Un esempio emblematico della sua capacità evocativa è la poesia Il treno che passa solo una volta, in cui leggiamo:
Quanto tempo speso sulla banchina
nell’attesa di quel fantomatico treno,
quello che passa una sola volta.
In questi versi semplici ma incisivi, Amato riesce a cristallizzare un sentimento comune, quello dell’attesa vana, del rimpianto, del tempo che scorre e della sensazione di aver perso un’occasione irripetibile. Una poesia che parla al cuore di chiunque abbia vissuto l’ansia del "non essere al momento giusto nel posto giusto", e che, proprio per questo, riesce ad essere universale.

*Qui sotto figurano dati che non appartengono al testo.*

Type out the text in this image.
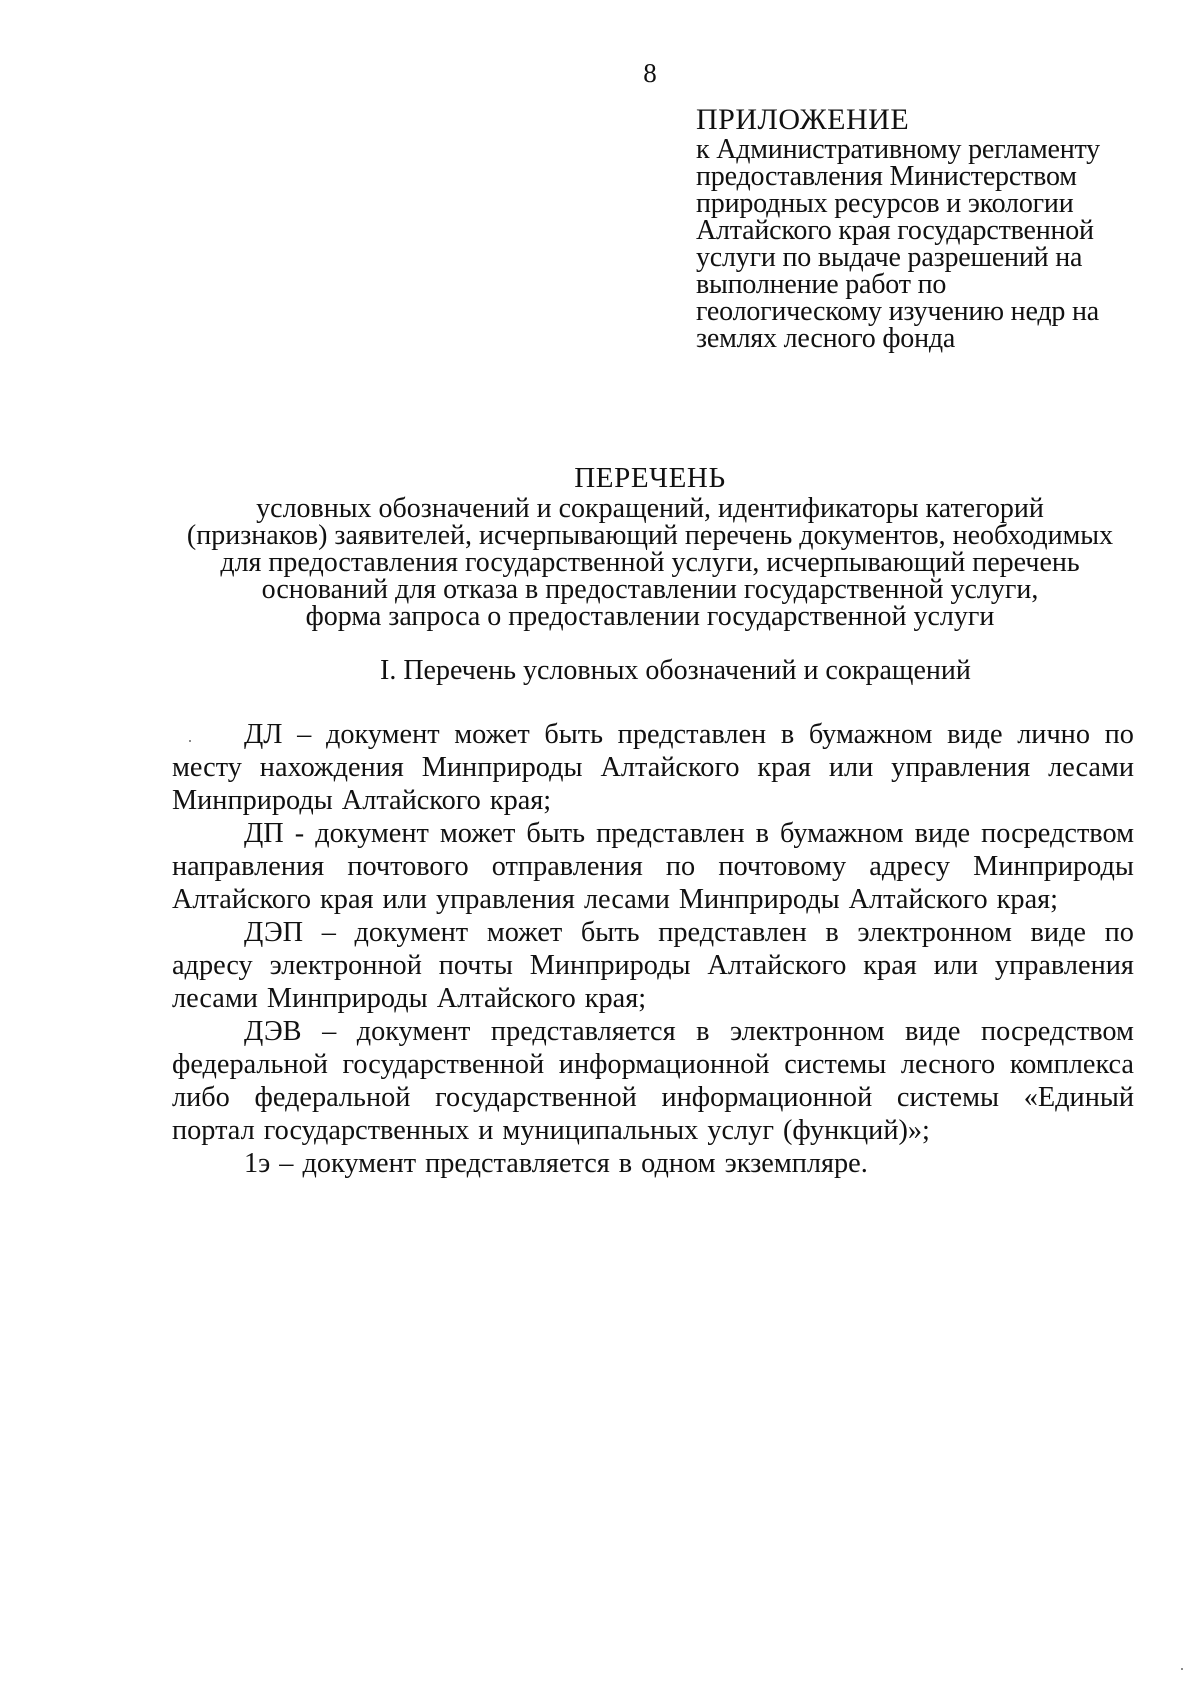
8
ПРИЛОЖЕНИЕ
к Административному регламенту
предоставления Министерством
природных ресурсов и экологии
Алтайского края государственной
услуги по выдаче разрешений на
выполнение работ по
геологическому изучению недр на
землях лесного фонда
ПЕРЕЧЕНЬ
условных обозначений и сокращений, идентификаторы категорий
(признаков) заявителей, исчерпывающий перечень документов, необходимых
для предоставления государственной услуги, исчерпывающий перечень
оснований для отказа в предоставлении государственной услуги,
форма запроса о предоставлении государственной услуги
I. Перечень условных обозначений и сокращений
ДЛ – документ может быть представлен в бумажном виде лично по
месту нахождения Минприроды Алтайского края или управления лесами
Минприроды Алтайского края;
ДП - документ может быть представлен в бумажном виде посредством
направления почтового отправления по почтовому адресу Минприроды
Алтайского края или управления лесами Минприроды Алтайского края;
ДЭП – документ может быть представлен в электронном виде по
адресу электронной почты Минприроды Алтайского края или управления
лесами Минприроды Алтайского края;
ДЭВ – документ представляется в электронном виде посредством
федеральной государственной информационной системы лесного комплекса
либо федеральной государственной информационной системы «Единый
портал государственных и муниципальных услуг (функций)»;
1э – документ представляется в одном экземпляре.
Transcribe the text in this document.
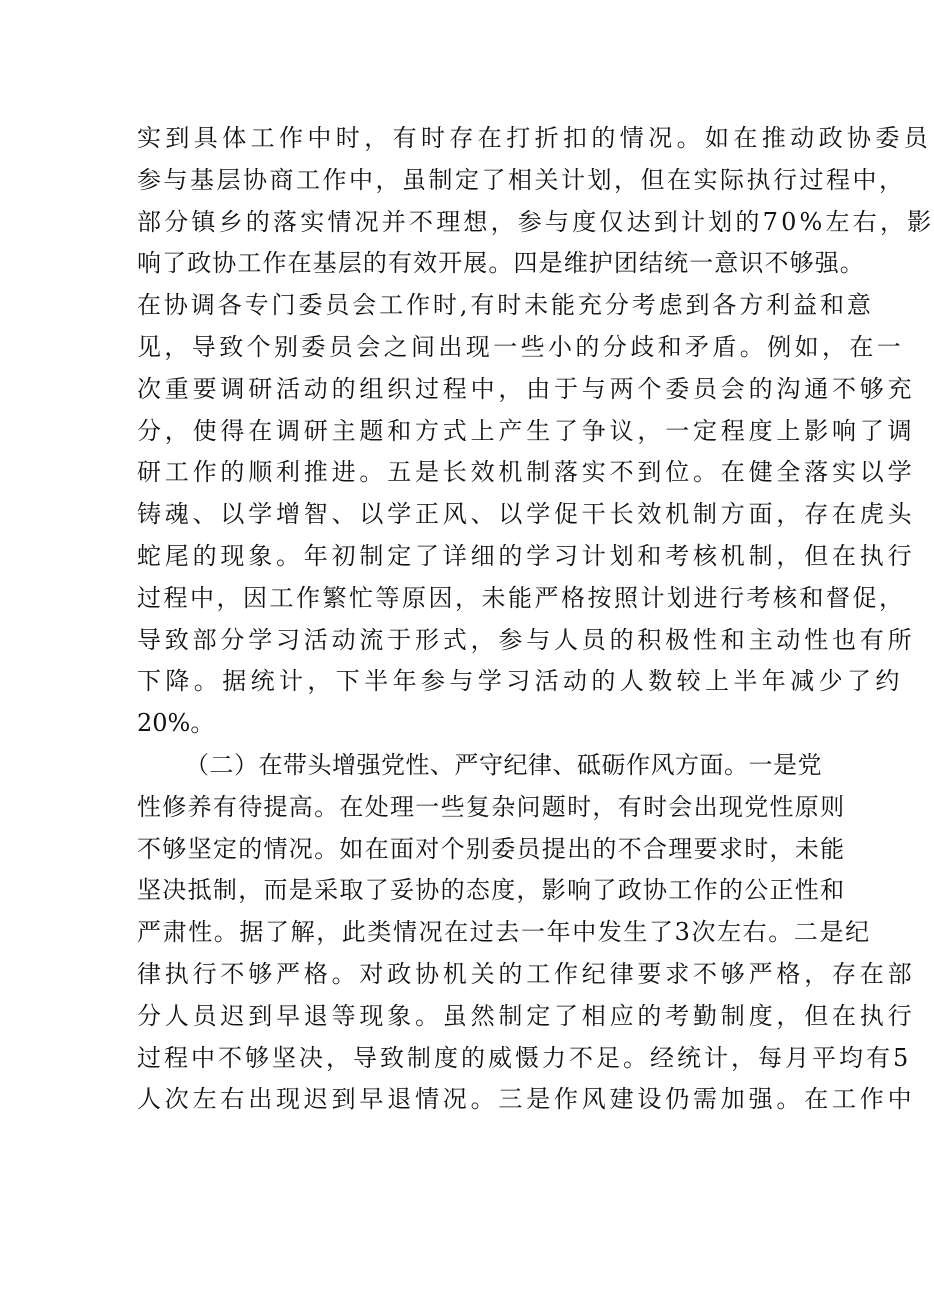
实到具体工作中时，有时存在打折扣的情况。如在推动政协委员
参与基层协商工作中，虽制定了相关计划，但在实际执行过程中，
部分镇乡的落实情况并不理想，参与度仅达到计划的70%左右，影
响了政协工作在基层的有效开展。四是维护团结统一意识不够强。
在协调各专门委员会工作时,有时未能充分考虑到各方利益和意
见，导致个别委员会之间出现一些小的分歧和矛盾。例如，在一
次重要调研活动的组织过程中，由于与两个委员会的沟通不够充
分，使得在调研主题和方式上产生了争议，一定程度上影响了调
研工作的顺利推进。五是长效机制落实不到位。在健全落实以学
铸魂、以学增智、以学正风、以学促干长效机制方面，存在虎头
蛇尾的现象。年初制定了详细的学习计划和考核机制，但在执行
过程中，因工作繁忙等原因，未能严格按照计划进行考核和督促，
导致部分学习活动流于形式，参与人员的积极性和主动性也有所
下降。据统计，下半年参与学习活动的人数较上半年减少了约
20%。
（二）在带头增强党性、严守纪律、砥砺作风方面。一是党
性修养有待提高。在处理一些复杂问题时，有时会出现党性原则
不够坚定的情况。如在面对个别委员提出的不合理要求时，未能
坚决抵制，而是采取了妥协的态度，影响了政协工作的公正性和
严肃性。据了解，此类情况在过去一年中发生了3次左右。二是纪
律执行不够严格。对政协机关的工作纪律要求不够严格，存在部
分人员迟到早退等现象。虽然制定了相应的考勤制度，但在执行
过程中不够坚决，导致制度的威慑力不足。经统计，每月平均有5
人次左右出现迟到早退情况。三是作风建设仍需加强。在工作中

Lo stile di Amato è asciutto, a tratti colloquiale, ma mai banale. C’è un amore profondo per le parole, ma anche per ciò che esse evocano, rappresentano, fanno germogliare nel lettore.
Ma ciò che più colpisce in questa raccolta è la capacità di Amato di far convivere l’elemento autobiografico con una riflessione più ampia sul tempo presente. Il tarassaco diventa così una metafora dell’essere umano contemporaneo: resistente, sensibile, spaesato ma radicato nella propria storia e nel proprio sentire.
Una raccolta che si legge tutta d’un fiato, ma che chiede anche di essere riletta, meditata, assaporata con calma. Perché in ogni poesia c’è un frammento di verità, una scintilla che può accendersi solo se il lettore è disposto a farsi toccare. E in tempi come questi, in cui la parola sembra spesso inflazionata e svuotata, la poesia di Salvatore Amato ci ricorda che scrivere è ancora un atto di resistenza. E che un fiore, anche il più umile, può cambiare il paesaggio.